The ‘Five Places’ Method for Manageable Local Marketing (Street Fight)
Damian Rollison: It’s critical for SMBs to focus attention on a few of the most effective marketing activities, and to adopt a strategy that allows them to keep marketing efforts consistent. The “five places” method is a simple way to organize one’s efforts based on an inventory of what matters most.
Dianping’s Funding Round Lifts App Above US Peers (Wall Street Journal)
The latest financing round by China’s Dianping, a restaurant review and group buying app, will push the Shanghai-based company’s valuation above its closest U.S. equivalent – Yelp. Dianping has grown to around 200 million monthly active users, putting it well-above Yelp in size.
How YP Plans to Move Beyond the Review (Street Fight)
We recently caught up with Darren Clark, chief product officer at YP, to talk about the changes in the local search market and how developments in “big data” could create new ways for consumers to find businesses nearby.
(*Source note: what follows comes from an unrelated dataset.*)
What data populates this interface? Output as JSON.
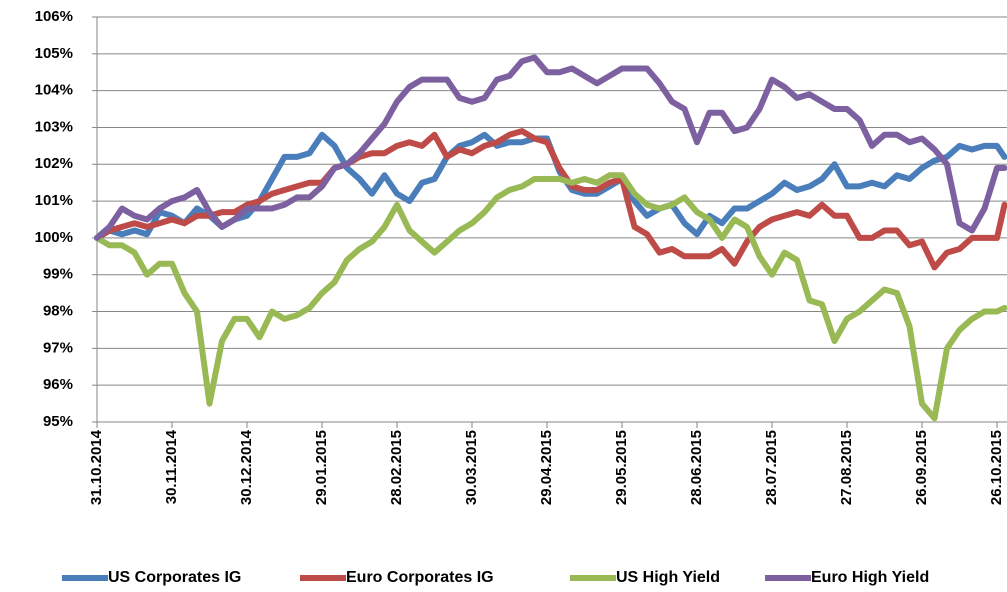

Kellogg’s Sees Location-Based Marketing as the New Frontier for Brands (CMO)
The company’s head of marketing says the FMCG group sees proximity marketing technologies as a burgeoning opportunity to connect with customers. “This is a new frontier, and it will drive much better quality interactions between the targeted consumer and an offer, which is right in front of their eyes.”
Rocket Fuel Homes In On Location Data With Offline Measurement Tool (AdExchanger)
It’s a mobile world and Rocket Fuel wants a piece of it. The ad network, known historically as a desktop display player, announced Tuesday the launch of Local Lift, a tool that purports to drive in-store foot traffic and measure the results by connecting mobile clicks to store visits.
Apple Pay’s Invasion Of China Stalls (MarketWatch)
China’s central bank, UnionPay bank-card service and e-commerce giant Alibaba Group are standing up to Apple effort to bring the Apple Pay no-card-no-cash payment system to iPhone users in China. Sources close to the companies said that talks aimed at an agreement that would open China to Apple Pay have stalled.
Uber Does Little To Hurt Yellow Taxi Profits (New York Post)
Uber’s plot to disrupt the yellow cab business in the Big Apple has helped bring down the cost of a taxi medallion by 20 percent — but it hasn’t dented the financier of those valuable licenses. The largest lender said its profits grew 22% over the same period last year.
Yik Yak Systematically Downvotes Mentions Of Competitors (TechCrunch)
You can say anything on Yik Yak, as long as it’s not a competing app’s name. The anonymous app has quietly built a system that downvotes any mentions of several other apps for college kids including Fade, Sneek, and Unseen until no one can see them.
Amazon’s One-Hour Delivery Service Goes Live Across Manhattan (TechCrunch)
In December, the online retail giant promised one-hour delivery to a very expensive, very small zone in Manhattan. Today, an Amazon spokesperson confirmed that the service is available across the entire island.